Еще одна секундная пауза – лишь для того, что окончательно расставить акценты в этой невербальной пляске. Кто у нас подтухшее дерьмо? Я, конечно. Вот… умница. Он обходит меня, медленно переваливаясь с ноги на ногу, словно невысокое тело весит целую тонну, а я чувствую холодную каплю пота, ползущую по моей спине. Закрываю глаза – больше сегодня я не потяну ничего. Мой запас прочности – на нуле, стрелка – в красной зоне, и я молюсь, чтобы это испытание было последним… нет, нет – крайним (сейчас все говорят «крайний», как парашютисты) на сегодняшний день, потому что больше мне не сдюжить. Нужно поспать. Да и не поспать вовсе, а просто остаться одной – там, где никто не будет смотреть мне в лицо и искать там бессилие. Бессилие, будь оно неладно, стало камнем преткновения современного мира. Страхом сегодня никого не удивишь – сейчас все живут в нем. Отчаяньем, жестокостью, предательством, наглостью, подлостью – тоже, а вот бессилие… бессилие – это крест. Тот, кто сдался – идет на корм Красным. Тот, кто сдался – балласт, и он на хер не нужен, когда судно идет ко дну.

Поворачиваюсь и иду следом. Я не хочу есть, но плохо есть, плохо спать, плохо бегать, соображать – значит проявить бессилие, и мы снова возвращаемся к правилу первому – отставших не ждут, балласт – за борт. А я за борт не хочу.

Центрального освещения не стало с самого начала, а потому тот немногий свет, что есть – лампочки на шестьдесят ватт, запитанные от автомобильных аккумуляторов, и самые простые парафиновые свечи. В этом полумраке, естественно, ничего не видно, но всё время, что я давлюсь консервами и пихаю в себя серый, плоский хлеб, он пристально смотрит на меня – это такой ежедневный экзамен, и ты, хочешь, не хочешь, должен делать вид, что голоден. Границы личного пали – люди не могут, да и не хотят оставаться одни, и теперь еда, сон, досуг становятся достоянием общественности. Мы, как заведенные куклы, должны всё время быть в полной боевой готовности, чего бы это ни касалось. Еда, сон, тело, мысли, чувства, реакции – все по максимуму, все снято с предохранителя. Иначе ты идешь на корм Красным. Здесь обязывают наслаждаться жизнью, даже если она встала поперек горла, как рыбья кость, потому что иначе ты – балласт, бесполезный рот, который не просто не оправдывает свой паек, но, что гораздо хуже, подведет в самый неподходящий момент. Ты обязан привыкнуть, приспособиться, обязан выработать иммунитет к тому, что творится вокруг а иначе…

– Кто тебя сожрал?

Поднимаю на него глаза – глупый вопрос. Кто еще мог, если не Красный? До каннибализма дело еще не дошло, но всё же, я отвечаю:

– Красный.

– Большой?

Голос у него мягкий, тихий. От этого становится нехорошо, и перловка с говядиной лезет вверх по глотке, словно говядина еще живая.

– Средний, – я пожимаю плечами, словно мне от его голоса, от его взгляда, от его манеры говорить ни холодно, ни жарко. Он терпеливо наблюдает мое представление – те, кто все еще умеют разыгрывать стойкость, пока – не балласт.

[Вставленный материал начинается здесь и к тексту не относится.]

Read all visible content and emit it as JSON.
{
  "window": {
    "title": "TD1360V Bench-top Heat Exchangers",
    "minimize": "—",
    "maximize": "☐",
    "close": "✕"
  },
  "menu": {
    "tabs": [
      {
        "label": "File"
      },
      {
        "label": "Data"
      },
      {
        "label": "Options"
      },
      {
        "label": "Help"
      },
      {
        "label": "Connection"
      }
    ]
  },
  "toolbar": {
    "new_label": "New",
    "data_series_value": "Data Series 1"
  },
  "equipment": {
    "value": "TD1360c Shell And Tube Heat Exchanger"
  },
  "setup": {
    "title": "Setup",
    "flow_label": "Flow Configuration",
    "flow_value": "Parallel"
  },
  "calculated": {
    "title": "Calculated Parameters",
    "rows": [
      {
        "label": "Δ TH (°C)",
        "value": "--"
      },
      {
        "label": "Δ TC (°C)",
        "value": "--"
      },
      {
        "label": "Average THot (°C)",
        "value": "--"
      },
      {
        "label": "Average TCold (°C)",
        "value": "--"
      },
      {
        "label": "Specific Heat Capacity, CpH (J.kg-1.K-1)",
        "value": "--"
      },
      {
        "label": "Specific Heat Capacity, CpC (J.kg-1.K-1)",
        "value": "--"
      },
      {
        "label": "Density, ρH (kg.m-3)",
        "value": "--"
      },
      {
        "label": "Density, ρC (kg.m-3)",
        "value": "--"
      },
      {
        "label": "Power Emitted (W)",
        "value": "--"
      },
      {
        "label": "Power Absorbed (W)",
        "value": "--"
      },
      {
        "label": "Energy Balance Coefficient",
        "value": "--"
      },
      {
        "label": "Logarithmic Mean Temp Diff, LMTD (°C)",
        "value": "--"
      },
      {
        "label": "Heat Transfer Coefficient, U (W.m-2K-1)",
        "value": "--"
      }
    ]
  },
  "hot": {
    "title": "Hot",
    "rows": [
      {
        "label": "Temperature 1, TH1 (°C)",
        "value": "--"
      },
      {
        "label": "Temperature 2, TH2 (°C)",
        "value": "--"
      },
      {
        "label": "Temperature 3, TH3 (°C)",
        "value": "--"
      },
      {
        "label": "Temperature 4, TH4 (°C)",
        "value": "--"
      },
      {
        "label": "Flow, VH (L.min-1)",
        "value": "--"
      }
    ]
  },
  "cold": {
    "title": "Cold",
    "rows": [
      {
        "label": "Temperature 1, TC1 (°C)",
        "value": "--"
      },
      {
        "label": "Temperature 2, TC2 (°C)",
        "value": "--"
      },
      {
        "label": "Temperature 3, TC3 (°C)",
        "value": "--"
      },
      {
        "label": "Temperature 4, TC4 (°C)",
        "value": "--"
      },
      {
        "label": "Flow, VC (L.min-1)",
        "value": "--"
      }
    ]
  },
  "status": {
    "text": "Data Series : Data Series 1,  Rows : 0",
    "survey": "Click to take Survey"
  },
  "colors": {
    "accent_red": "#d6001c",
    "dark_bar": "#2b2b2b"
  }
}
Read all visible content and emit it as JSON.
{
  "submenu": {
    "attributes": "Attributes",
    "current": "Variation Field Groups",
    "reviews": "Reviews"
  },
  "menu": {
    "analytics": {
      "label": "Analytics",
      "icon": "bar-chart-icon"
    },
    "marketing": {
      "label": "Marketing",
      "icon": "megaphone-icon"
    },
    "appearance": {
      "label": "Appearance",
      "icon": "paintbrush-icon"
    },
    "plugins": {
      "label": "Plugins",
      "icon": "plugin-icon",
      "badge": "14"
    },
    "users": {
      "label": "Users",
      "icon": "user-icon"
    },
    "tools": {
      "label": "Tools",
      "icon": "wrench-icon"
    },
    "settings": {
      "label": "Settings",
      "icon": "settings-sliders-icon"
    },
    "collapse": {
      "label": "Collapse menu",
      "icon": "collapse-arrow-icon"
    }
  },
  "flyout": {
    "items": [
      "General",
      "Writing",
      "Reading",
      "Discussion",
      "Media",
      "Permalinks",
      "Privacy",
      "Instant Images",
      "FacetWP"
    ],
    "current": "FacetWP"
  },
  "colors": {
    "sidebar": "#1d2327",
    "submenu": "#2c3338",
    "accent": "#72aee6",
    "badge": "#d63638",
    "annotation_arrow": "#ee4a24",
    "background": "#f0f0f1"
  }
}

Но, как я уже говорила, официально у нас нет руководителя, а потому хамство и грубость дозволены, а в некоторых ситуациях даже приветствуются, а потому я говорю с набитым ртом. – Ты мне пожрать дашь? – облизываю грязные пальцы, потому что мне было лень идти за ложкой, лень разогревать перловку с говядиной, а её в неразогретом виде можно выковыривать прямо из банки и есть кусками. – Или так и будешь мне в рот заглядывать? Может, еще куда заглянешь? У меня, кроме рта, есть и другие отверстия.

Он смеется:

– Например?

– Уши, нос – выбирай, что больше нравится.

Я такая смелая, потому что точно знаю – никакие из моих отверстий ему и даром не нужны, но если ты можешь нести откровенную пошлятину, не краснея – это огромный плюс. Умеешь правдоподобно пороть чушь – плюс. Собираешь всякий мусорный бред из своей головы и выдаешь его за философские умозаключения – плюс. Ловко сочиняешь матерные частушки и анекдоты – тебе вообще нет цены. В общем, всё, что хоть как-то отображает мыслительную деятельность в твое голове, идет тебе в зачет, потому что это значит, что ты всё еще жив, а главное, что всё еще хочешь жить.

Какое-то время мы смотрим друг на друга, а потом он поворачивается и кивает головой в сторону:

– В ду́ше есть вода, возможно еще теплая. Последнее чистое полотенце я на себя потратил – оно висит рядом, на вешалке и, поверь мне на слово, это – самая чистая альтернатива.

– Разберусь, – говорю я.

Он кивает и поднимается. Когда он выходит из «кухни», мне становится так легко, что я готова пуститься в пляс. Жую и ногой притоптываю, потому что когда не тебя не смотрят, еда становится вкуснее. Я жую и думаю, почему, из всех выживших, мне единственной еда не кажется омерзительной? Все твердят, что им осточертели консервы, а хлеб, который мы делаем, на вкус – как туалетная бумага. Но мне так не кажется. Во-первых, потому что я не из тех, кто знает вкус туалетной бумаги, а во-вторых, мне, действительно, не противно – да, я не в восторге и смело могу не есть, если того потребуют обстоятельства, но и плеваться мне тоже не хочется. Но в первое время всякий раз, когда люди ели, мне приходилось незаметно оглядываться по сторонам, и если я видела, как люди кривятся и морщатся, я копировала их, что бы ни лежало у меня на тарелке. Это теперь в этом нет необходимости, потому что теперь они всё обо мне знают, но время от времени по людским лицам пробегает волна омерзения, и тогда я кривлю лицо с ними заодно, на «автомате». Потому что в наше время нельзя выделяться. В наше время жизненно необходимо делать, как другие делают, мыслить, как другие мыслят. Слишком хорошо – тоже не хорошо – равно как и бессильных, инакомыслящих тоже не любят. Пожалуй, даже больше, чем первых, а потому ты обязан подстроиться под единый стандарт – не больше, не меньше, не тише, не громче, не уже, не шире, и уж совершенно точно, не умнее остальных. И не потому, что того требуют надуманные правила, высосанные из пальца, условности современного общества (вернее того, что от него осталось), а потому, что таковы законы реальной, уличной жизни – ты обязан быть нужного калибра, потому как иначе просто не поместишься в обойму. И не выживешь.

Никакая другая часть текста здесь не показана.